In its Dictionary of Colombian Political Terminology, a thesis work of the Catholic University of Colombia, it is noted that the origin and meaning of this word has different sources, although most coincide with a gesture of contempt. The oldest in the “Treasury of the Castilian or Spanish Language”, published in 1611 by Sebastián de Covarrubias:

“Vulgarly it is taken for a posture of the five fingers of the hand in the face of the other, and by contempt we usually say that it made him suck.

Then he quotes the Real Academia than in its first dictionary He mentions it, back in 1734:

“chuck. A certain posture of the hand under the beard of another, that regularly runs out of contempt, and maybe for love. Covarrubias calls her a mamona. Phrase that in addition to the straight sense is worth fooling one with feigned caresses, treating them as a fool “, reviews the university.

Years later, it appears in the Larousse dictionary:

“Mamola or mamona. Caress or tease that is done by putting a hand under the other’s beard. Concept possibly with origins from the Hispanic Arabic Mahmula and this from the classical Arabic Mahmulah, something that is suffered by force ”.

And the Royal Academy of the Language, which defines “mamola” in various ways: as a certain way of putting one’s hand under the beard of another as if to caress or make fun of him; as an interjection of mockery or denial (that of Gaitán and Serpa).

Photo: Horacio José Serpa
Photo: Horacio José Serpa

On his popular saying, Serpa told a Santander television channel that he did not plan to use that word. “Instead of mamola, we Santander say pistol and we accompany the word with a gesture of the hand.
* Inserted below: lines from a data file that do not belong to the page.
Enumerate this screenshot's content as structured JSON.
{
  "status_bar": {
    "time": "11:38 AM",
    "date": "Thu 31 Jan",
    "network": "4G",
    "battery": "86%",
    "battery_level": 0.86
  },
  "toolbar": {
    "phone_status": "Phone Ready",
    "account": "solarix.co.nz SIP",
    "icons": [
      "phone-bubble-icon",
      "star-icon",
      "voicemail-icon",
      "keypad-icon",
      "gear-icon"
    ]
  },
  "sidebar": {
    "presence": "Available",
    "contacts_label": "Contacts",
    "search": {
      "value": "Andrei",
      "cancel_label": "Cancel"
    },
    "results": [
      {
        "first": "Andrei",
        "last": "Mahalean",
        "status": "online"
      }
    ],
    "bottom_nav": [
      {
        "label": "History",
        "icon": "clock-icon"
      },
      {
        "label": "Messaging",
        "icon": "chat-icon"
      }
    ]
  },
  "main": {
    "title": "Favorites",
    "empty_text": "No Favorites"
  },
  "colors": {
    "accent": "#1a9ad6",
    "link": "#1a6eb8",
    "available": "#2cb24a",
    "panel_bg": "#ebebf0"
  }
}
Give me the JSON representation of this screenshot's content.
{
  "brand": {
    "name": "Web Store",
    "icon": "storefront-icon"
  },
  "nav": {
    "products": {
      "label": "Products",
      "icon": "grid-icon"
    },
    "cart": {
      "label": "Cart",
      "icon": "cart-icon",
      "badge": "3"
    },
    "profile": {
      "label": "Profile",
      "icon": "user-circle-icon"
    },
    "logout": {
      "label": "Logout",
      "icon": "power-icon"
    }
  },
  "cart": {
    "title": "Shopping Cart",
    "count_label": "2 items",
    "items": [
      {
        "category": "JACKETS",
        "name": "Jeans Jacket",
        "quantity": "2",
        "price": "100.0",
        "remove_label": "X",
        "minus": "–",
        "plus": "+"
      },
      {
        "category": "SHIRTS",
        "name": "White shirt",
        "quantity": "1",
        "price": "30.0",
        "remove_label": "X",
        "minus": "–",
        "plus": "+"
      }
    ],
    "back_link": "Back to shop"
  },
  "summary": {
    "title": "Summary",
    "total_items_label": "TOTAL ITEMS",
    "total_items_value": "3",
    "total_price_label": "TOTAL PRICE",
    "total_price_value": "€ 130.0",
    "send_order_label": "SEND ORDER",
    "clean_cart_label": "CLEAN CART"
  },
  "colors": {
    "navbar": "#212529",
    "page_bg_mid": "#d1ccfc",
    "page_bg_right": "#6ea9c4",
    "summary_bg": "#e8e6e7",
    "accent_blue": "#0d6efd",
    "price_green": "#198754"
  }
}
But that’s already rude, “said Serpa, who even recalled in that interview that for many years people when they saw him asked him to say” mamola “, as if it were a circus number.

The study by the Catholic University concludes that ‘mamola’ is “A true political Colombianism. To such an extent that it could be thought that the Royal Spanish Academy could include it in addition to the figures, phrases, interjection character in its use, as a Colombianism ”.